第16話

 俺は竹内さんに連れられ、無理やり組手の相手をさせられた。

 この人は本当に毎回急だな……。


「はぁ……はぁ……」


「はぁ……へ、平斗……流石衰えてないな……」


「竹内さん……高校生相手にガチにならないでくださいよ……」


「馬鹿……ガチじゃねーと……お前に勝てねぇんだよ……」


 俺は脱いだ制服とワイシャツを拾い上げ、額の汗を拭う。

 

「はぁ……汗がヤバイな……シャワー浴びてきます……」


「よし! じゃあ一緒に行くか!」


「竹内さんとですか? 気色悪いっす……」


「なんだとこらぁ~、裸の付き合いをしろぉ~! 師範代、シャワー室借ります!」


「おう! 良いぞ!」


 相変わらず竹内さんは強引だ。

 昔からこの人は強引だった、いつも俺を引っ張り出し、稽古に誘って来る。

 そんな人だ。

 真面目でまっすぐな性格の竹内さんは俺にとって兄のような存在だった。


「平斗、お前……」


「ん? なんすか?」


「いや……中々デカいな」


「どこ見ながら言ってんすか……」


 俺は竹内さんとともに道場の脇にある、シャワー室でシャワーを浴びる。

 無駄に広いシャワー室だが、土日の稽古終わりは門下生でいっぱいになる。

 今は俺と竹内さんの二人だけだが……。


「お前……まだ昔のあの事を気にしてるのか?」


「……まぁ……」


「だから、お前は道場を継がないのか?」


「……はい、継ぐ資格が俺にはありません」


「……資格ねぇ……俺はお前しかないと思うが……」


「だめですよ……理由はどうあれ……俺は一般人を……」


「……俺はお前の行為は正しいと思うぞ、いざというときに誰かのために力を使えなくてどうする? お前は何のために師範代から技を教わった?」


「……でも……俺は……そのせいで父さんに迷惑を……」


「……子供は親に迷惑をかけるもんだ、それに……あの件に関しては師範代もお前の事を信じてる」


「……でも……俺はあの人の……」


「本当の子供じゃないから、迷惑はかけたくないと? アホかぼけ!」


「うわっぷ! な、何をするんですか!」


 竹内さんは笑いながら俺にシャワーをかけてくる。


「安心しろ、あの人はお前を本当の息子以上に大事にしてるよ……それにあの人はお前に道場を継いでほしいと思ってるよ」


「……それは分かってますよ……痛いほど……」


 俺はこの家の夫婦と血縁関係は無い。

 いろいろあって、十年ほど前にこの家の夫婦に引き取られたのだ。

 父さんと母さんは優しく、そして時には厳しい人だった。

 だから俺はこの両親を尊敬しているし、慕ってもいる。


「はぁ~さっぱりした……」


 シャワーから上がると、母さんがニコニコ笑いながら俺と竹内さんを呼んだ。


「二人ともぉ~! ごはん出来てるわよぉ~!」


「あ、すんません奥さん! ごちそうになります!」


 俺は竹内さんとともに家の広間に向かう。

 うちではこうやってたまに門下生を呼んでごはんを食べる。

 うちは昔ながら日本家屋であり、広い家と道場が一緒になっており、祭り付きの両親はよく家に門下生を招いて食事会をする。

 今日は竹内さん一人だけだ。

 竹内さんは一人暮らしをしており、よく家でご飯を食べていく。


「いやぁ! いつもすいません!」


「うふふ、良いのよ、平斗もお父さんも竹内君が居ると喜ぶから」


「なに! そうなのか! 平斗?」


「なんで俺に聞くんですか……嫌だったら、嫌っていうでしょうが」


「あはは! そうかそうか! いやぁ~俺には自炊というものができなくてなぁ~。
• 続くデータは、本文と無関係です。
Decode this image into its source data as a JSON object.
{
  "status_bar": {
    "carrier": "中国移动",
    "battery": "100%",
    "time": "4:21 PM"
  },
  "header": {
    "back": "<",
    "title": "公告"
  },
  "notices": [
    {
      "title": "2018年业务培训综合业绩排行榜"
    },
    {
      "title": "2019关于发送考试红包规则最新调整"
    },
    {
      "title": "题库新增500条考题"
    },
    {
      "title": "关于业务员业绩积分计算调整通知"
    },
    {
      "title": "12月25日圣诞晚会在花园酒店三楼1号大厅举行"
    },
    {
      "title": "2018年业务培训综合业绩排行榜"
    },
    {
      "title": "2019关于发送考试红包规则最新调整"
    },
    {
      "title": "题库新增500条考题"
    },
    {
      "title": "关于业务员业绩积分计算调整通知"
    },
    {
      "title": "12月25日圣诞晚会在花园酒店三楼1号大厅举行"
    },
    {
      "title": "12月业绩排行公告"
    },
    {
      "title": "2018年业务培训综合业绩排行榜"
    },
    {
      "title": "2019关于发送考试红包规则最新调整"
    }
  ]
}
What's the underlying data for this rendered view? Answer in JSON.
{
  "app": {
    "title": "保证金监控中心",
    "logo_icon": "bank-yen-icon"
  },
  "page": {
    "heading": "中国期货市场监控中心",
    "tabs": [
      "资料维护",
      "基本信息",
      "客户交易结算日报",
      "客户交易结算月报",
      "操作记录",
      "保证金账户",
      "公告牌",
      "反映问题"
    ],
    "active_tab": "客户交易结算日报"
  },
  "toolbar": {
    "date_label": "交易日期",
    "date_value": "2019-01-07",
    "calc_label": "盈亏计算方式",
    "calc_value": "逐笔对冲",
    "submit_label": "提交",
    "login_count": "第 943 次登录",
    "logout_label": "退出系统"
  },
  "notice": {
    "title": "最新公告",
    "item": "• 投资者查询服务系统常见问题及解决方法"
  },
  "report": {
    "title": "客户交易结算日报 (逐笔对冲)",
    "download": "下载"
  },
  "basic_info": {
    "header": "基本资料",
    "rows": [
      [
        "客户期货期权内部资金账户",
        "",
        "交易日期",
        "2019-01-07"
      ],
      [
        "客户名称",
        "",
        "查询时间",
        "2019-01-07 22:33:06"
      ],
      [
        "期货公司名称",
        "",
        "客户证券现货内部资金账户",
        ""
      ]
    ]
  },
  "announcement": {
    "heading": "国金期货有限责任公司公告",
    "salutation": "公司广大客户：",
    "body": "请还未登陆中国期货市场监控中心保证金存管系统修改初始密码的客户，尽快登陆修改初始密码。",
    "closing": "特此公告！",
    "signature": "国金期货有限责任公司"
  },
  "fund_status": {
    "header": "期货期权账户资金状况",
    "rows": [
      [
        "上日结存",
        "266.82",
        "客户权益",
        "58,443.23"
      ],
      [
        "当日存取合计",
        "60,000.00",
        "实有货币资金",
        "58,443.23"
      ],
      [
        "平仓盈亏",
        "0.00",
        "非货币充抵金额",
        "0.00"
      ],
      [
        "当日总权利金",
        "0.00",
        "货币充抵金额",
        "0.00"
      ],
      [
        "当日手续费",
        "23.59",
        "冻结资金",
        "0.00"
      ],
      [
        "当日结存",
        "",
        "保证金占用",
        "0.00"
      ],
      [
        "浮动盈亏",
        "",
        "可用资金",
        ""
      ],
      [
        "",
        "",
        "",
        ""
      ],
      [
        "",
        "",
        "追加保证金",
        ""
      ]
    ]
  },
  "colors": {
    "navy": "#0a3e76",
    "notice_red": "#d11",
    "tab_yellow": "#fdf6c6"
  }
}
師範の奥さんの手料理無しじゃもう生きていけないんですよ!」


「まぁ、お上手」


「平斗も竹内もまだまだ育ち盛りだからなぁ! どんどん食え! そして育て!」


「父さん、食うだけじゃそこまで育たないよ……」


 これが俺の家の日常だ。

 優しい両親に、あまり口には出さないが、本当の兄のように思っている竹内さん。

 にぎやかで愉快な家族が俺は好きだった。